Don't make a bad situation worse.  The storms we've experienced over the last couple of weeks have left a lot of damage in their wake.  Rural residents of the Twin Ports - and even those downtown - suffered significant amounts downed trees, ripped-off siding and roof shingles, damaged out-buildings, and more.  Unfortunately, this is the recipe that many scammers look for when deciding who or where to target next.

Duluth, MN trended on Facebook for the amount of storm stories that were being posted.  If you're seeing them - so are those with less-than-positive intentions.  Unfortunately, our area will be ripe for these criminals who will pose as traveling contractors - suggesting that they can assist with storm clean-up or repairs.  The scam might be that they will take your money and leave you high and dry.

First off - let's establish that there are good, legitimate contractors out there who do quality work and stand behind their product.  The unfortunate result of the scammers is that they give a bad name to those business-people who are doing the right thing.

So how do you go about knowing who to trust?

The Better Business Bureau has good suggestions that you should follow when dealing with any business - whether it's in the aftermath of a storm or not.

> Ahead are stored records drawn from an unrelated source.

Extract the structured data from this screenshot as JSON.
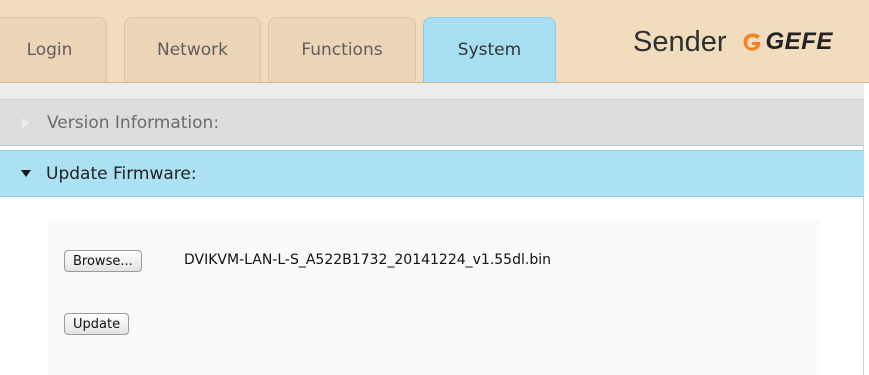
{
  "tabs": [
    {
      "label": "Login",
      "active": false
    },
    {
      "label": "Network",
      "active": false
    },
    {
      "label": "Functions",
      "active": false
    },
    {
      "label": "System",
      "active": true
    }
  ],
  "brand": {
    "title": "Sender",
    "logo_text": "GEFE"
  },
  "sections": {
    "version": {
      "label": "Version Information:",
      "expanded": false
    },
    "update": {
      "label": "Update Firmware:",
      "expanded": true
    }
  },
  "firmware": {
    "browse_label": "Browse...",
    "selected_file": "DVIKVM-LAN-L-S_A522B1732_20141224_v1.55dl.bin",
    "update_label": "Update"
  },
  "colors": {
    "header_bg": "#f1dcbd",
    "active_tab": "#a8def2",
    "expanded_section": "#ace0f4",
    "logo_orange": "#f58220"
  }
}
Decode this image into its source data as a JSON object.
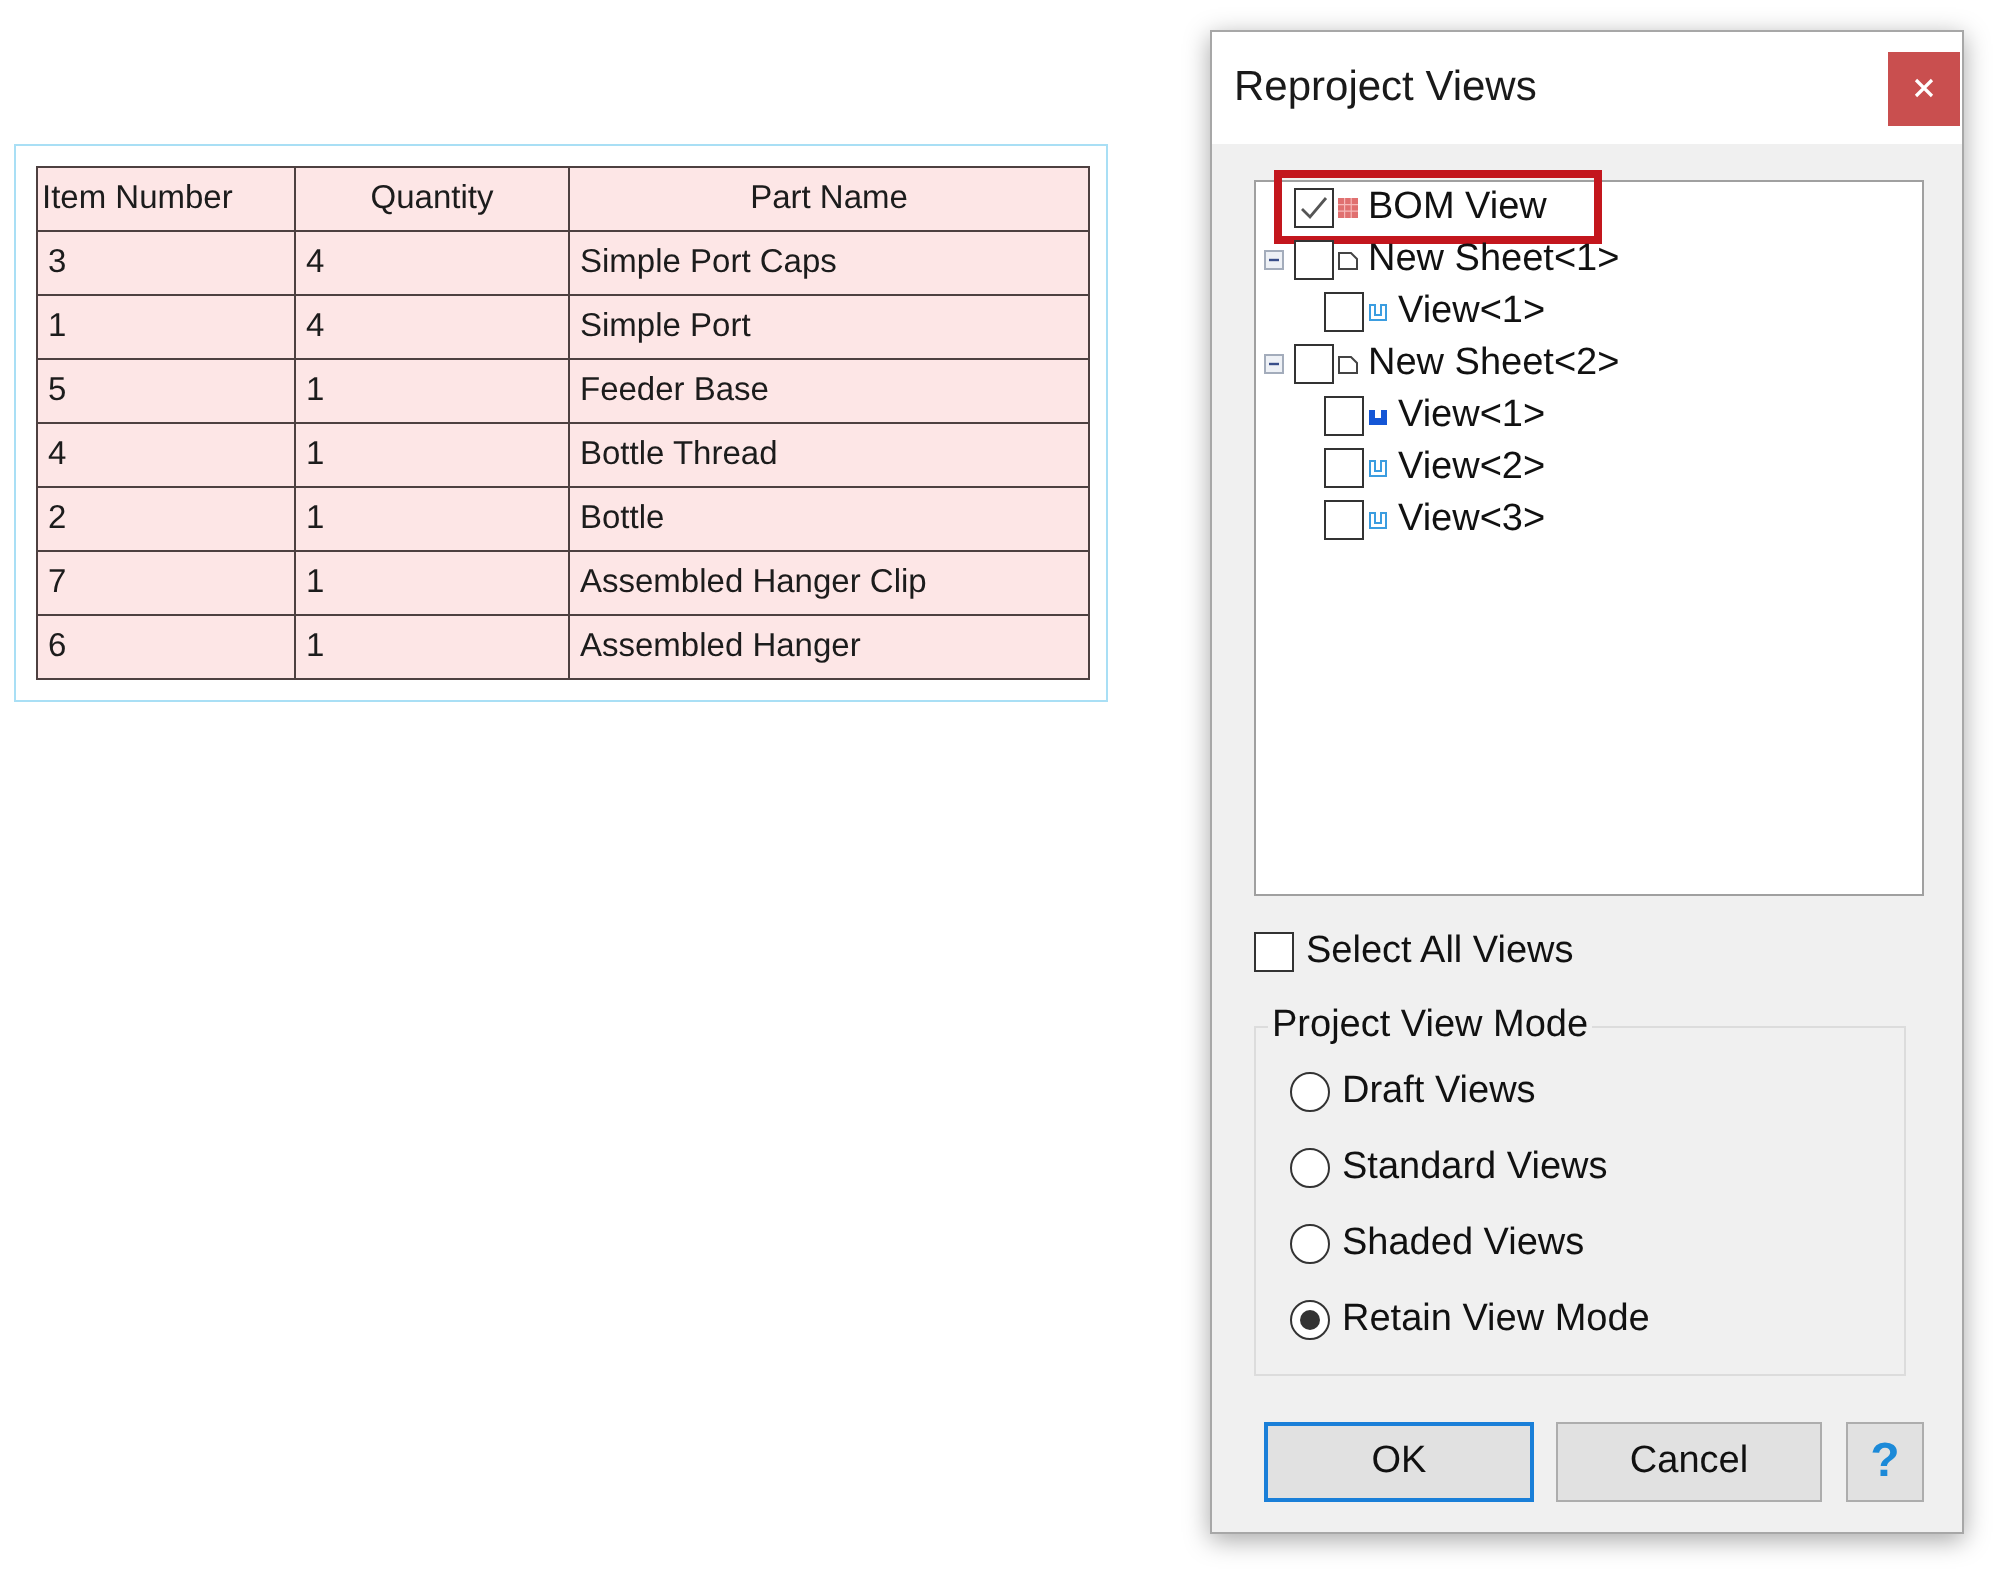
{
  "table": {
    "columns": [
      "Item Number",
      "Quantity",
      "Part Name"
    ],
    "rows": [
      [
        "3",
        "4",
        "Simple Port Caps"
      ],
      [
        "1",
        "4",
        "Simple Port"
      ],
      [
        "5",
        "1",
        "Feeder Base"
      ],
      [
        "4",
        "1",
        "Bottle Thread"
      ],
      [
        "2",
        "1",
        "Bottle"
      ],
      [
        "7",
        "1",
        "Assembled Hanger Clip"
      ],
      [
        "6",
        "1",
        "Assembled Hanger"
      ]
    ]
  },
  "dialog": {
    "title": "Reproject Views",
    "tree": [
      {
        "kind": "bom",
        "label": "BOM View",
        "checked": true,
        "highlighted": true
      },
      {
        "kind": "sheet",
        "label": "New Sheet<1>",
        "checked": false,
        "expanded": true,
        "highlighted": false,
        "children": [
          {
            "label": "View<1>",
            "checked": false,
            "active": false
          }
        ]
      },
      {
        "kind": "sheet",
        "label": "New Sheet<2>",
        "checked": false,
        "expanded": true,
        "highlighted": false,
        "children": [
          {
            "label": "View<1>",
            "checked": false,
            "active": true
          },
          {
            "label": "View<2>",
            "checked": false,
            "active": false
          },
          {
            "label": "View<3>",
            "checked": false,
            "active": false
          }
        ]
      }
    ],
    "select_all": {
      "label": "Select All Views",
      "checked": false
    },
    "view_mode": {
      "title": "Project View Mode",
      "options": [
        {
          "label": "Draft Views",
          "selected": false
        },
        {
          "label": "Standard Views",
          "selected": false
        },
        {
          "label": "Shaded Views",
          "selected": false
        },
        {
          "label": "Retain View Mode",
          "selected": true
        }
      ]
    },
    "buttons": [
      {
        "kind": "ok",
        "label": "OK",
        "default": true
      },
      {
        "kind": "cancel",
        "label": "Cancel",
        "default": false
      },
      {
        "kind": "help",
        "label": "?",
        "default": false
      }
    ]
  }
}
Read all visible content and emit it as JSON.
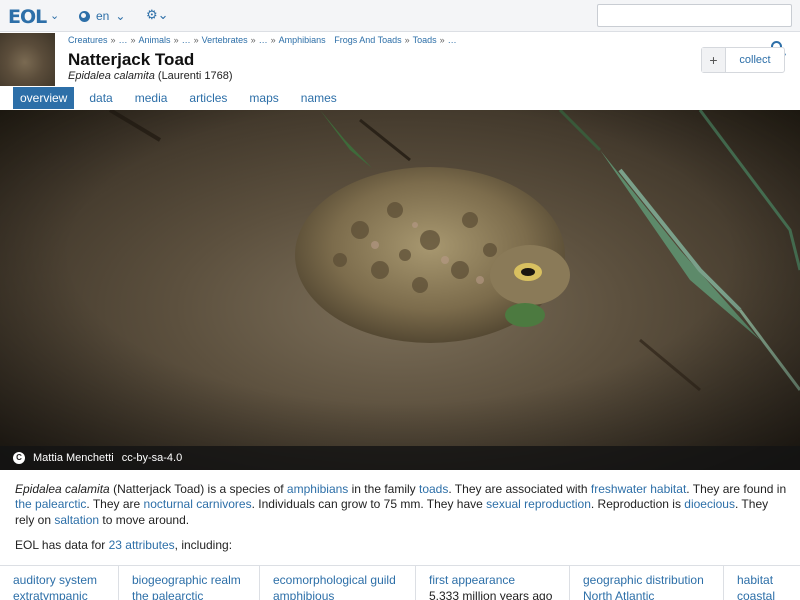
{
  "nav": {
    "logo": "EOL",
    "language": "en"
  },
  "header": {
    "breadcrumbs": [
      "Creatures",
      "…",
      "Animals",
      "…",
      "Vertebrates",
      "…",
      "Amphibians",
      "Frogs And Toads",
      "Toads",
      "…"
    ],
    "title": "Natterjack Toad",
    "scientific_name": "Epidalea calamita",
    "authority": "(Laurenti 1768)",
    "collect_label": "collect"
  },
  "tabs": [
    "overview",
    "data",
    "media",
    "articles",
    "maps",
    "names"
  ],
  "active_tab": "overview",
  "image": {
    "attribution": "Mattia Menchetti",
    "license": "cc-by-sa-4.0"
  },
  "summary": {
    "name_sci": "Epidalea calamita",
    "p1": " (Natterjack Toad) is a species of ",
    "link_amphibians": "amphibians",
    "p2": " in the family ",
    "link_toads": "toads",
    "p3": ". They are associated with ",
    "link_freshwater": "freshwater habitat",
    "p4": ". They are found in ",
    "link_palearctic": "the palearctic",
    "p5": ". They are ",
    "link_nocturnal": "nocturnal",
    "p6": " ",
    "link_carnivores": "carnivores",
    "p7": ". Individuals can grow to 75 mm. They have ",
    "link_sexual": "sexual reproduction",
    "p8": ". Reproduction is ",
    "link_dioecious": "dioecious",
    "p9": ". They rely on ",
    "link_saltation": "saltation",
    "p10": " to move around."
  },
  "data_for": {
    "prefix": "EOL has data for ",
    "link": "23 attributes",
    "suffix": ", including:"
  },
  "attributes": [
    {
      "name": "auditory system",
      "value": "extratympanic"
    },
    {
      "name": "biogeographic realm",
      "value": "the palearctic"
    },
    {
      "name": "ecomorphological guild",
      "value": "amphibious"
    },
    {
      "name": "first appearance",
      "value": "5.333 million years ago"
    },
    {
      "name": "geographic distribution",
      "value": "North Atlantic"
    },
    {
      "name": "habitat",
      "value": "coastal"
    }
  ],
  "colors": {
    "accent": "#2d6fa8",
    "topbar_bg": "#f4f5f7"
  }
}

  • Be wary of any contractor that approaches you without your prompting.  If a salesperson comes around door to door suggesting that your property needs fixing or cleanup or that they "have extra materials left over from another project" - you need to do some research on your own to assure their credentials.
  • Ask for credentials.  Contractors who operate their business in an "above-board" fashion will be licensed, bonded, insured and have all the appropriate collateral materials.
  • Get a written estimate - and reach out to other companies to explore other proposals and pricing.
  • Check with your insurance company about the scope of your coverage and any important steps you need to take before signing on with a contractor.

It's important to remember that not all contractors are out to scam you;  in fact - the vast majority of owners out there are operating their businesses legitimately.